Man könnte nun sagen, dass der Film selbst allzu sehr auf der Seite der Macht, also auf der Seite des Ministers bleibt, vor dessen animalischer Energie er sich fasziniert ausstreckt wie die Nackte vor dem Krokodil; als wäre es ganz selbstverständlich, beinahe entschuldbar, dass so jemand auf dem Weg nach oben mit der letzten wirklichen Macht - der Wirtschaft - alsbald kollaborieren wird. Man kann auch monieren, dass die Gegenschüsse auf die "Untertanen" marginal sind, wenn etwa mit Saint-Jeans Fahrer und dessen sardischer Frau zwei Prototypen des politikverdrossenen Volkes gezeigt werden: der kuschende, beinahe autistische Schweiger; und die konfrontative, aber recht naive Frau, die "mal eine Frage hat".

Und dennoch wird Saint-Jean getrieben, bleibt er ebenso Jäger wie Gejagter. Er steigt ins Grappa-Wetttrinken mit der Sardin ein, um ihr Vertrauen in die Politik wiederherzustellen (was daneben geht). Der Mann sucht noch da, wo er nur noch lallen kann, verzweifelt nach einer echten "politischen Lektüre" - nach der richtigen Sprache, die einst das Zoon politikon auszeichnete, die aber längst im uneinholbaren Kommunikationsgeschnatter verloren ging. "Es muss etwas sein, was die Leute noch nie gehört haben", fordert er einmal für den Text einer Rede - die dann nie gehalten wird. Je mehr er der Sprache hinterherjagt, unablässig am Smartphone klebend, desto mehr wird er sie vertreiben. Er wird seinen flinken, drahtigen Körper immer erneut ins Rennen werfen, immer noch einen Gang höher schalten müssen, bis er sich irgendwann überschlägt. Der Tiger springt ins Leere.

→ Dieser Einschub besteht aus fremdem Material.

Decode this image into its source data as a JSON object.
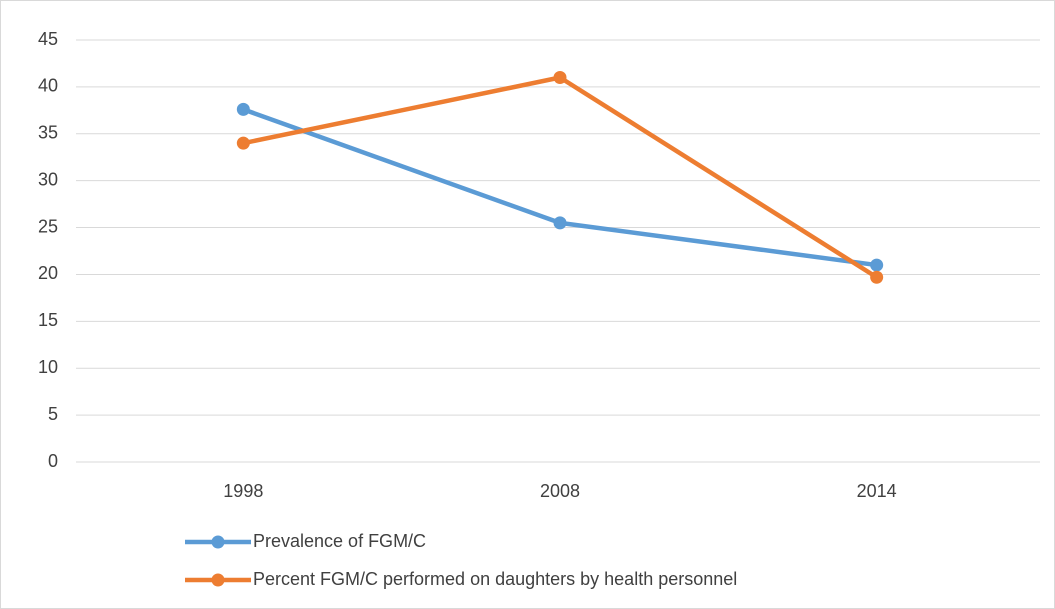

Nur einmal gelangt er so vielleicht zu einer guten "politischen Lektüre". Die Politik sei eine nie verheilende Wunde, sagt er da. Eine Narbe, mit anderen Worten, welche die nunmehr kastrierten Raubtiere, von Wirtschaft und Kommunikation domestiziert, an ihre wahre Agora erinnert - ihren vergessenen Dschungel.

L'exercice de l'État, F 2011 - Regie: Pierre Schoeller. Buch: Schoeller, Bénédicte Kermadec, Kamera: Julien Hirsch. Mit Olivier Gourmet. Kool, 112 Min.